Thursday, September 07, 2006

Your Right to Refuse

Every couple of months local councils perform 'Hard Rubbish Pick-Ups', collecting all the old crap they won't accept on their regular bin runs. It's a simple process: you just leave piles of stuff you no longer want by the side of the road, and on the appointed day they vanish.

In practice, very few items left by the roadside are actually still there when the council trucks make their rounds. A lot of antique businesses and second-hand furniture shops do a brisk trade in these cast-offs, trawling the streets in vans and ransacking carefully stacked piles of rubbish in the hope of finding something they can loot and sell on for a decent profit.

But it's not just money-making enterprises on the scavenge. The sheer range of unwanted items left out for collection means there's something for almost everyone, if you're willing to look. Sofas, bed frames, bicycles, surfboards, children's swing sets - you name it, sooner or later it'll turn up for pick up.

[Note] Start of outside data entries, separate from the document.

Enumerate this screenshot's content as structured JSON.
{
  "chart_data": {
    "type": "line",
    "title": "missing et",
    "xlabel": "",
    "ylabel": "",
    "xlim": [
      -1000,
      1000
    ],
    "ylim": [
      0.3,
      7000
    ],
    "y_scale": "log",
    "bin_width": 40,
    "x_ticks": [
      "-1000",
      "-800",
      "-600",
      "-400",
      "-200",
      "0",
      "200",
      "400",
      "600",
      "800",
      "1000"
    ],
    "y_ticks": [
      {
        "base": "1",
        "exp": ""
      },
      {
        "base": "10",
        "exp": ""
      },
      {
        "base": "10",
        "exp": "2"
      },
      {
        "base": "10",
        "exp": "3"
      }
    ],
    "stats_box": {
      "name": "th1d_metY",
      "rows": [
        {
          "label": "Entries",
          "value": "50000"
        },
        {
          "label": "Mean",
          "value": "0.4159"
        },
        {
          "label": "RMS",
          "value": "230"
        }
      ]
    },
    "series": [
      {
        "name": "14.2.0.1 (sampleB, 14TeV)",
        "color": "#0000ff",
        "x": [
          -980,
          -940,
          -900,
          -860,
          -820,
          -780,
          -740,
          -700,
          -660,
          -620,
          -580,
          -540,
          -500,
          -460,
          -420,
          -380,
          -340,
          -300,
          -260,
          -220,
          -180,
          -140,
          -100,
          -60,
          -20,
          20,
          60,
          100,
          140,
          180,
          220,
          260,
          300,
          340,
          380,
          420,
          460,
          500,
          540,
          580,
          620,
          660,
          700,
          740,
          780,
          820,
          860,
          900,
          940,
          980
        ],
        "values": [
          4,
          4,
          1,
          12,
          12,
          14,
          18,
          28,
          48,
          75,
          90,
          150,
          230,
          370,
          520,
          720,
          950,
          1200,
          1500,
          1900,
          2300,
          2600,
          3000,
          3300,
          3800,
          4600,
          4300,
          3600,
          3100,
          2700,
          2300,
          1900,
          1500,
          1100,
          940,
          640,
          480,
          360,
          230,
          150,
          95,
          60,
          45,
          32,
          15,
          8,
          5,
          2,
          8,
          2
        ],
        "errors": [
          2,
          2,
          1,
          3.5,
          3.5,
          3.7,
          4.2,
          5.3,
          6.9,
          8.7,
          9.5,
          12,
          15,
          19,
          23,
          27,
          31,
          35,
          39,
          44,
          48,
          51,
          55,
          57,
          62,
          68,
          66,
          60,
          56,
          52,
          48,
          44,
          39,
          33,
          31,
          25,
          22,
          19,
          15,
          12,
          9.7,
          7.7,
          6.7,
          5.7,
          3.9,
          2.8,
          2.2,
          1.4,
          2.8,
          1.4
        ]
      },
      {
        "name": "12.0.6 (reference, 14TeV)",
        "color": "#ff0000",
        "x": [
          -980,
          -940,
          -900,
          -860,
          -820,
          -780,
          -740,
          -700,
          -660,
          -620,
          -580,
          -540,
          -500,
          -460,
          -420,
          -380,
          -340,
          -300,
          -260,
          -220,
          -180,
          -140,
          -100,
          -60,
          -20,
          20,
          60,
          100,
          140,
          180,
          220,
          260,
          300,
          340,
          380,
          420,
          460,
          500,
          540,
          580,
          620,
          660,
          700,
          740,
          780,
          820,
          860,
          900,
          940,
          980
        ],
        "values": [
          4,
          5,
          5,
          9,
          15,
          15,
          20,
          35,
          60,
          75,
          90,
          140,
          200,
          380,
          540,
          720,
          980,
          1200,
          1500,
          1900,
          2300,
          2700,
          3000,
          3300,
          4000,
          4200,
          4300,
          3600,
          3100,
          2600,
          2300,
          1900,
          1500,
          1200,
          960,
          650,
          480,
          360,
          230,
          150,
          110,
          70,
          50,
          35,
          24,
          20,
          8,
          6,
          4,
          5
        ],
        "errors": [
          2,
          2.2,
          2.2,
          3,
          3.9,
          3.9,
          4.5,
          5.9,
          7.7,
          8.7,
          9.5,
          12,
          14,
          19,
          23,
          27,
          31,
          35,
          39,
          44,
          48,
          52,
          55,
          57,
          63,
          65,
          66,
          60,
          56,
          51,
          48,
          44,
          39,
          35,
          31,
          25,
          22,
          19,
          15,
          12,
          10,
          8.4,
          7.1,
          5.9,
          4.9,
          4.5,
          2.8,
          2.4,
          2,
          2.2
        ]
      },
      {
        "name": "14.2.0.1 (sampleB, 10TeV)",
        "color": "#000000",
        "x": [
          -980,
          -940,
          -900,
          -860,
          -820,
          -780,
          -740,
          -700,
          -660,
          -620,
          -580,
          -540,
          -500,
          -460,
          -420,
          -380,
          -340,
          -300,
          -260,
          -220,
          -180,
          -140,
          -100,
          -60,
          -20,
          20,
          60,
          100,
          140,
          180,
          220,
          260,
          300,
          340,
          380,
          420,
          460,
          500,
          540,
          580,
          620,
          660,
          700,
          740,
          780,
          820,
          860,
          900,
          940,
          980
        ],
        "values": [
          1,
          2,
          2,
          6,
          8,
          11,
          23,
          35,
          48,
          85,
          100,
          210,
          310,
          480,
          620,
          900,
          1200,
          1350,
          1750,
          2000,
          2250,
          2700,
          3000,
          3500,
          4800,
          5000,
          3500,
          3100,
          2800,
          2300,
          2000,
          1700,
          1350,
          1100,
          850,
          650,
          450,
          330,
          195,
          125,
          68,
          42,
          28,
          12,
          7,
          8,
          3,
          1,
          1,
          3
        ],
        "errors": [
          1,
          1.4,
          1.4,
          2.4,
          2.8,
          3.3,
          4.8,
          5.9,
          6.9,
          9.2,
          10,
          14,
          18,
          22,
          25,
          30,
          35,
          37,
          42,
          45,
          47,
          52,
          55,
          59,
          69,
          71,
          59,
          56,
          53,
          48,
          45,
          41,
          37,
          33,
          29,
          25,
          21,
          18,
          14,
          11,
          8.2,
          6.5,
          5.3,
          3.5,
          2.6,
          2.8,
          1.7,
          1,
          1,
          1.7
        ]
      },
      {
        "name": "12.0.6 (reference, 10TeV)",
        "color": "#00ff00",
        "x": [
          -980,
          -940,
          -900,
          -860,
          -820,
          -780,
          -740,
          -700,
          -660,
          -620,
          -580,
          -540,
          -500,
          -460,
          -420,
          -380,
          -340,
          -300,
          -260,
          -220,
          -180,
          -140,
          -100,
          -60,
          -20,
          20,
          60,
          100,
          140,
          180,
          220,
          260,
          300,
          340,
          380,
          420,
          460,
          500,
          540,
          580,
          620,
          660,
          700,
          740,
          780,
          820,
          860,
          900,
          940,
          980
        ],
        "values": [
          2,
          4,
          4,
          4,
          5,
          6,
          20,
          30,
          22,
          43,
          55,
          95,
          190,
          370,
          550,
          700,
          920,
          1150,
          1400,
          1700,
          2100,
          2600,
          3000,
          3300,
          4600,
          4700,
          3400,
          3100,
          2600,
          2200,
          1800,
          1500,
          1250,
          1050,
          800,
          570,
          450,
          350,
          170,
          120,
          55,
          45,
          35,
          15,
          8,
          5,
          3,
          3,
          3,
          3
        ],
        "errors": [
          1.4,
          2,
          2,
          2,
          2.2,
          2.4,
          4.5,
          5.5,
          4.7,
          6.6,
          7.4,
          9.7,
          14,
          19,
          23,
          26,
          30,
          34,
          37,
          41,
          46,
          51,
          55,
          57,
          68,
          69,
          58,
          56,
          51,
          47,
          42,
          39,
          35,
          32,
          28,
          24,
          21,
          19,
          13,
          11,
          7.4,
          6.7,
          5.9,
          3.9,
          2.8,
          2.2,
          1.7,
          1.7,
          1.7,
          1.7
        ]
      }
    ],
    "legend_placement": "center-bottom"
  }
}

It's not unusual to see people walking down the road, laden with electrical appliances that have been abandoned by their previous owners. Now and again you'll spot sweaty men heaving fridges and washing machines onto utes, but most commonly it's people scoring VCRs that have been cast out after being replaced by DVD recorders.

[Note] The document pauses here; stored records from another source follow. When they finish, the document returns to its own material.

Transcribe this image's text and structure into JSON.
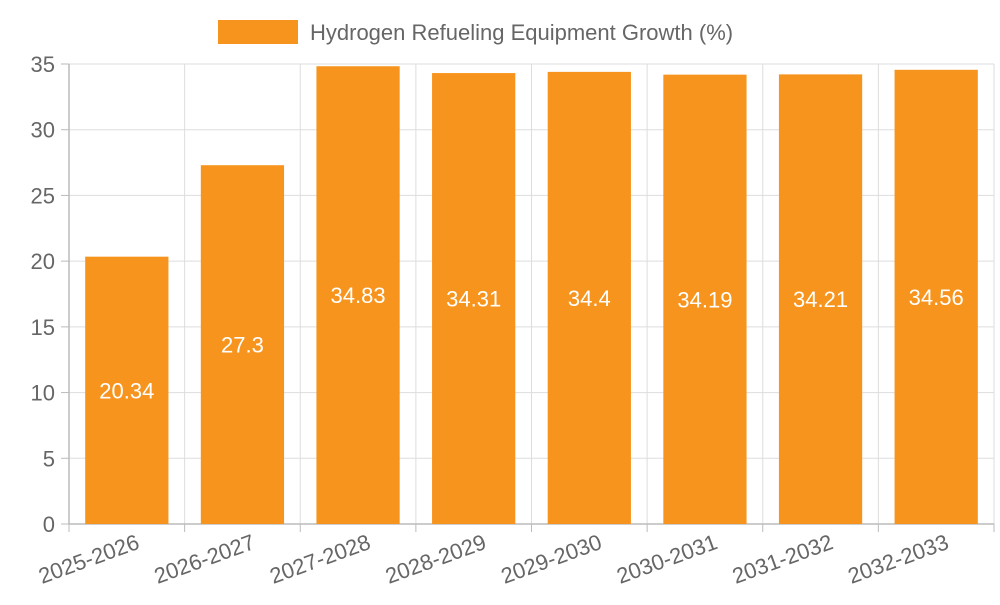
{
  "chart_data": {
    "type": "bar",
    "categories": [
      "2025-2026",
      "2026-2027",
      "2027-2028",
      "2028-2029",
      "2029-2030",
      "2030-2031",
      "2031-2032",
      "2032-2033"
    ],
    "series": [
      {
        "name": "Hydrogen Refueling Equipment Growth (%)",
        "values": [
          20.34,
          27.3,
          34.83,
          34.31,
          34.4,
          34.19,
          34.21,
          34.56
        ],
        "color": "#F7941D"
      }
    ],
    "y_ticks": [
      "0",
      "5",
      "10",
      "15",
      "20",
      "25",
      "30",
      "35"
    ],
    "ylim": [
      0,
      35
    ],
    "grid": true,
    "legend_position": "top-center",
    "data_label_color": "#ffffff",
    "text_color": "#666666",
    "grid_color": "#dddddd",
    "axis_color": "#bbbbbb"
  }
}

You'd think no one would be interested in VHS any more, but if you don't mind being behind the technological curve a little, you can furnish yourself with not only a player but also a decent movie library, absolutely gratis.

Ordinarily you can't give away pre-recorded VHS tapes - I know, I've tried. I recently went onto an Internet board I sometimes post on and advertised a complete, five-season run of a TV series that I no longer wanted after upgrading to DVD. All someone had to do was contact me, turn up and walk off with the tapes. Not so much as a nibble. So on the next hard rubbish day I stuck the lot outside on the verge.

They lasted about seven minutes.

Why did they go so quickly, when they'd been stinking up my house for so long with no one willing to take them? Perhaps there's a thrill there, a frisson to being able to take something that's not yours without being given permission - a kind of legal stealing. That would certainly tally with the large number of people who wait until after dark to rifle through the rubbish. It's as if there's still a small amount of guilt there, even when they're doing nothing wrong by taking items. For every opportunist bold enough to operate in daylight there'll be five who won't.

Of course, as far as I'm concerned, it's all academic. Being British, I wouldn't be caught dead plundering other people's garbage.

That's why I send the wife to do it (incidentally, our new table and wrought-iron candelabra are smashing).